“Can you wonder, then, that Lord Howe didn’t acknowledge them? But I’m still sure he acted promptly. He’s a big enough friend of the sailor to waste no time before doing his turn.”

Ferens shook his head morosely.

“That may be,” he said; “but the petitions were sent weeks ago, and there’s no sign from Lord Howe. He was at Bath for gout. My idea is he referred them to the admiral commanding at Portsmouth, and was told that behind the whole thing is conspiracy—French socialism and English politics. I give you my word there’s no French agent in the fleet, and if there were, it wouldn’t have any effect. Our men’s grievances are not new. They’re as old as Cromwell.”

Suddenly a light of suspicion flashed into Ferens’s face.

“You’re with us, aren’t you? You see the wrongs we’ve suffered, and how bad it all is! Yet you haven’t been on a voyage with us. You’ve only tasted the life in harbour. Good God, this life is heaven to what we have at sea! We don’t mind the fightin’. We’d rather fight than eat.” An evil grin covered his face for a minute. “Yes, we’d rather fight than eat, for the stuff we get to eat is hell’s broil, God knows! Did you ever think what the life of the sailor is, that swings at the top of a mast with the frost freezin’ his very soul, and because he’s slow, owin’ to the cold, gets twenty lashes for not bein’ quicker? Well, I’ve seen that, and a bad sight it is. Did you ever see a man flogged? It ain’t a pretty sight. First the back takes the click of the whip like a damned washboard, and you see the ridges rise and go purple and red, and the man has his breath knocked clean out of him with every blow. Nearly every stroke takes off the skin and draws the blood, and a dozen will make the back a ditch of murder. Then the whipper stops, looks at the lashes, feels them tender like, and out and down it comes again. When all the back is ridged and scarred, the flesh, that looked clean and beautiful, becomes a bloody mass. Some men get a hundred lashes, and that’s torture and death.

“A man I knew was flogged told me once that the first blow made his flesh quiver in every nerve from his toe-nails to his finger-nails, and stung his heart as if a knife had gone through his body. There was agony in his lungs, and the time between each stroke was terrible, and yet the next came too soon. He choked with the blood from his tongue, lacerated with his teeth, and from his lungs, and went black in the face. I saw his back. It looked like roasted meat; yet he had only had eighty strokes.

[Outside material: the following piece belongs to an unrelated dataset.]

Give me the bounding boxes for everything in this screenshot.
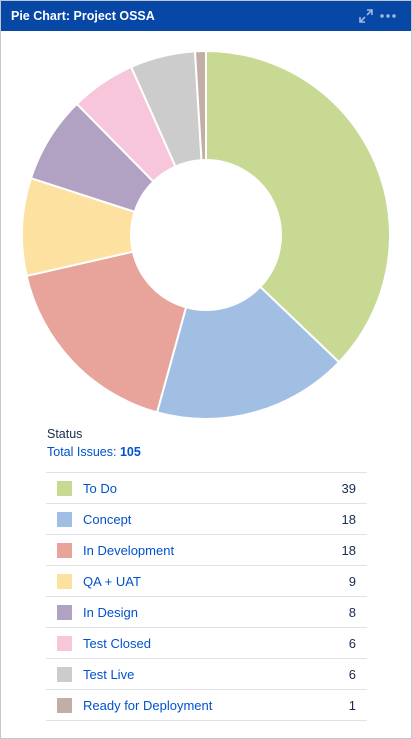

“The punishments are bad. Runnin’ the gauntlet is one of them. Each member of the crew is armed with three tarry rope-yarns, knotted at the ends. Then between the master-at-arms with a drawn sword and two corporals with drawn swords behind, the thief, stripped to the waist, is placed. The thing is started by a boatswain’s mate givin’ him a dozen lashes. Then he’s slowly marched down the double line of men, who flog him as he passes, and at the end of the line he receives another dose of the cat from the boatswain’s mate. The poor devil’s body and head are flayed, and he’s sent to hospital and rubbed with brine till he’s healed.

“But the most horrible of all is flogging through the fleet. That’s given for strikin’ an officer, or tryin’ to escape. It’s a sickenin’ thing. The victim is lashed by his wrists to a capstan-bar in the ship’s long-boat, and all the ship’s boats are lowered also, and each ship in harbour sends a boat manned by marines to attend. Then, with the master-at-arms and the ship’s surgeon, the boat is cast off. The boatswain’s mate begins the floggin’, and the boat rows away to the half-minute bell, the drummer beatin’ the rogue’s march. From ship to ship the long-boat goes, and the punishment of floggin’ is repeated. If he faints, he gets wine or rum, or is taken back to his ship to recover. When his back is healed he goes out to get the rest of his sentence. Very few ever live through it, or if they do it’s only for a short time. They’d better have taken the hangin’ that was the alternative. Even a corpse with its back bare of flesh to the bone has received the last lashes of a sentence, and was then buried in the mud of the shore with no religious ceremony.

“Mind you, there’s many a man gets fifty lashes that don’t deserve them. There’s many men in the fleet that’s stirred to anger at ill-treatment, until now, in these days, the whole lot is ready to see the thing through—to see the thing through—by heaven and by hell!”

The pockmarked face had taken on an almost ghastly fervour, until it looked like a distorted cartoon-vindictive, fanatical; but Dyck, on the edge of the river of tragedy, was not ready to lose himself in the stream of it.